As a consequence of this outbreak UK policy has changed, firstly for the users of MWF and secondly for those affected by EAA. First, the “lessons learned” from this outbreak have been published by the Health and Safety Executive on their website (this is available in the online Appendix at http://thorax.bmj.com/supplemental
), detailing the practical implications for other users of MWF.28
This outbreak showed that adhering to the guidance standards of oil mist did not prevent respiratory disease23,24
and has led to their withdrawal by the Health and Safety Executive. Furthermore, the Health and Safety Executive has since issued new guidance on safe working practices that includes a requirement for respiratory surveillance. They have subsequently carried out a national survey of large users of MWF in 2005/6 to identify the extent to which guidance was being followed, with many deficiencies noted.30
Second, there is an anomaly in that OA due to oil mists is compensatable in the UK through a no‐fault compensation system from the UK Government's Department for Work and Pensions, but EAA due to anything other than fungal or avian antigens is not.31
OA is known to adversely affect income and clinical outcome,32,33
whereas the impact of EAA is likely to be at least as important. In July 2006 the Industrial Injuries Advisory Council (who advise the Department of Work and Pensions of the list of prescribed diseases for compensation) recommended that the occupational coverage for EAA should include exposure to mists from MWF.34
This has now had ministerial approval and “work involving exposure to MWF” as a cause of EAA was added to the list of prescribed diseases on 6 April 2007.31
Finally, it is of interest to note what happened after the outbreak at the factory.
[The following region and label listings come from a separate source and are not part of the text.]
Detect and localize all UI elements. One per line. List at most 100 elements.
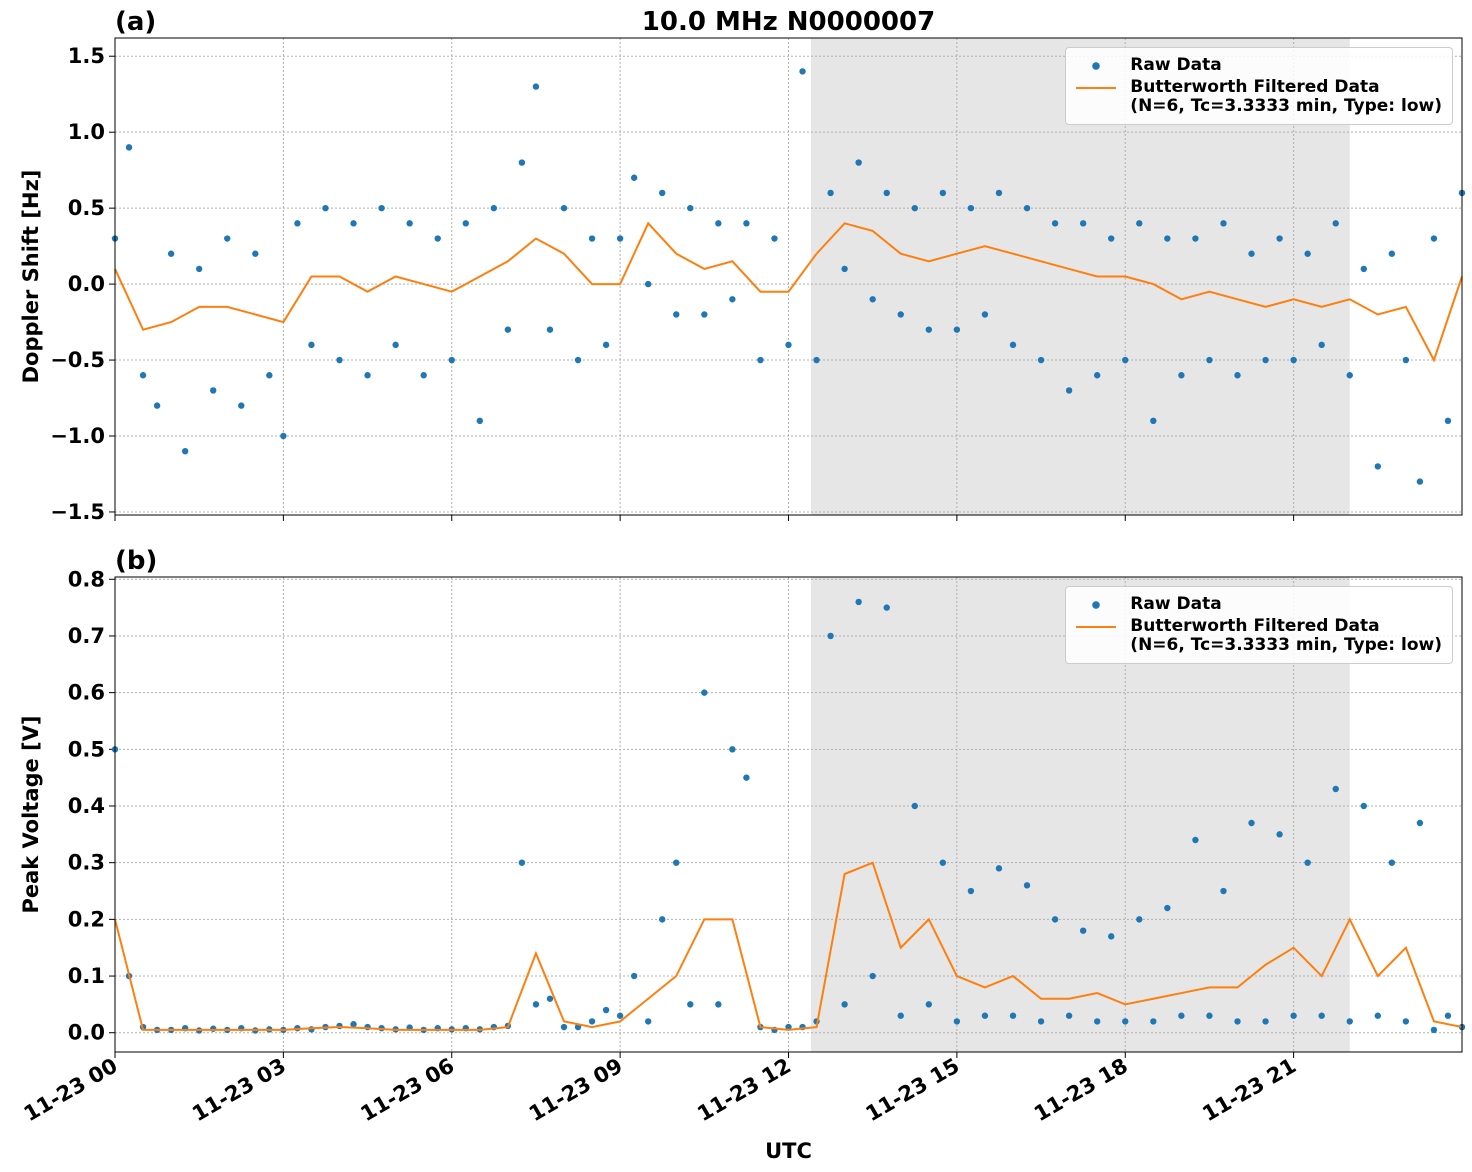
raw-point — [1416, 478, 1424, 485]
raw-point — [616, 1012, 624, 1019]
raw-point — [266, 372, 273, 379]
raw-point — [336, 356, 343, 364]
filtered-line — [114, 221, 1463, 363]
raw-point — [701, 311, 708, 318]
raw-point — [897, 1012, 904, 1019]
y-tick-label: −0.5 — [50, 348, 105, 372]
raw-point — [1065, 387, 1073, 394]
raw-point — [1444, 417, 1452, 425]
raw-point — [995, 189, 1003, 197]
raw-point — [153, 402, 161, 409]
raw-point — [518, 159, 526, 166]
raw-point — [252, 250, 259, 257]
legend-label: Raw Data — [1130, 594, 1222, 614]
raw-point — [1192, 235, 1199, 242]
raw-point — [630, 174, 638, 181]
y-axis-label: Peak Voltage [V] — [19, 715, 43, 913]
raw-point — [701, 689, 708, 696]
legend-entry: Butterworth Filtered Data (N=6, Tc=3.333… — [1076, 78, 1442, 116]
raw-point — [181, 447, 189, 455]
raw-point — [1136, 220, 1143, 227]
raw-point — [602, 1006, 610, 1014]
legend-entry: Butterworth Filtered Data (N=6, Tc=3.333… — [1076, 617, 1442, 655]
raw-point — [995, 865, 1003, 872]
x-tick-label: 11-23 06 — [356, 1054, 458, 1127]
x-tick-label: 11-23 18 — [1030, 1054, 1132, 1127]
raw-point — [1318, 1012, 1325, 1019]
raw-point — [981, 1012, 989, 1019]
raw-point — [546, 995, 554, 1002]
raw-point — [1009, 341, 1017, 349]
y-tick-label: 0.6 — [68, 681, 105, 705]
raw-point — [336, 1022, 343, 1030]
raw-point — [1122, 1018, 1129, 1025]
y-tick-label: 0.7 — [68, 624, 105, 648]
raw-point — [210, 387, 217, 394]
raw-point — [1164, 904, 1171, 912]
raw-point — [1051, 220, 1059, 227]
plot-frame — [114, 37, 1463, 516]
raw-point — [532, 83, 540, 90]
raw-point — [1346, 1018, 1353, 1025]
raw-point — [167, 250, 175, 257]
legend: Raw Data Butterworth Filtered Data (N=6, … — [1065, 586, 1453, 664]
raw-point — [560, 1023, 568, 1031]
raw-point — [406, 220, 413, 227]
raw-point — [757, 356, 764, 364]
raw-point — [1276, 831, 1283, 838]
raw-point — [350, 220, 357, 227]
raw-point — [1023, 204, 1031, 212]
raw-point — [785, 1023, 792, 1031]
raw-point — [1388, 859, 1396, 866]
raw-point — [195, 265, 203, 273]
raw-point — [1374, 463, 1382, 470]
raw-point — [350, 1021, 357, 1028]
raw-point — [532, 1001, 540, 1008]
y-tick-label: 0.3 — [68, 851, 105, 875]
raw-point — [883, 189, 890, 197]
raw-point — [1444, 1012, 1452, 1019]
y-axis-label: Doppler Shift [Hz] — [19, 170, 43, 384]
raw-point — [659, 916, 666, 923]
raw-point — [1248, 819, 1255, 827]
raw-point — [1093, 372, 1101, 379]
x-tick-label: 11-23 00 — [20, 1054, 122, 1127]
raw-point — [1360, 802, 1367, 810]
legend-label: Raw Data — [1130, 55, 1222, 75]
raw-point — [1402, 356, 1410, 364]
raw-point — [1430, 1026, 1438, 1034]
raw-point — [855, 159, 862, 166]
raw-point — [560, 204, 568, 212]
raw-point — [434, 235, 441, 242]
raw-point — [1360, 265, 1367, 273]
raw-point — [1388, 250, 1396, 257]
y-tick-label: 0.4 — [68, 794, 105, 818]
panel-label: (a) — [115, 7, 156, 37]
raw-point — [490, 204, 498, 212]
raw-point — [1051, 916, 1059, 923]
raw-point — [841, 1001, 848, 1008]
raw-point — [743, 774, 750, 781]
y-tick-label: 0.5 — [68, 737, 105, 761]
raw-point — [1402, 1018, 1410, 1025]
raw-point — [1304, 250, 1311, 257]
legend-key — [1076, 56, 1117, 76]
y-tick-label: 0.5 — [68, 196, 105, 220]
raw-point — [687, 1001, 694, 1008]
filtered-line — [114, 861, 1463, 1031]
raw-point — [1178, 372, 1185, 379]
raw-point — [1136, 916, 1143, 923]
raw-point — [1262, 1018, 1269, 1025]
plot-frame — [114, 576, 1463, 1053]
y-tick-label: −1.0 — [50, 424, 105, 448]
raw-point — [588, 235, 596, 242]
y-tick-label: 0.0 — [68, 1021, 105, 1045]
panel-label: (b) — [115, 546, 157, 576]
raw-point — [659, 189, 666, 197]
raw-point — [1220, 220, 1227, 227]
raw-point — [1304, 859, 1311, 866]
raw-point — [813, 356, 820, 364]
raw-point — [911, 802, 918, 810]
raw-point — [673, 859, 680, 866]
After the assessment at the factory in June 2004 a series of control measures was introduced including:28
- replacing MWF in the large common sumps;
- cleaning machines with individual sumps (both metalworking and washing) which were heavily contaminated with bacteria and then refilling them with fresh fluid;
- treating other less contaminated sumps with biocide;
- supplying employees with respiratory protection with powered respirators for those with known disease; and
- instituting respiratory surveillance for all employees.
Continued surveillance using occupational PEF records was carried out for those with OA, and a few had persistent OA despite the extensive control measures. The factory went into administration in April 2005. The machinery was subsequently bought by Nanjing Automobile (Group) Corporation and removed to China. Nanjing has been warned about the risks.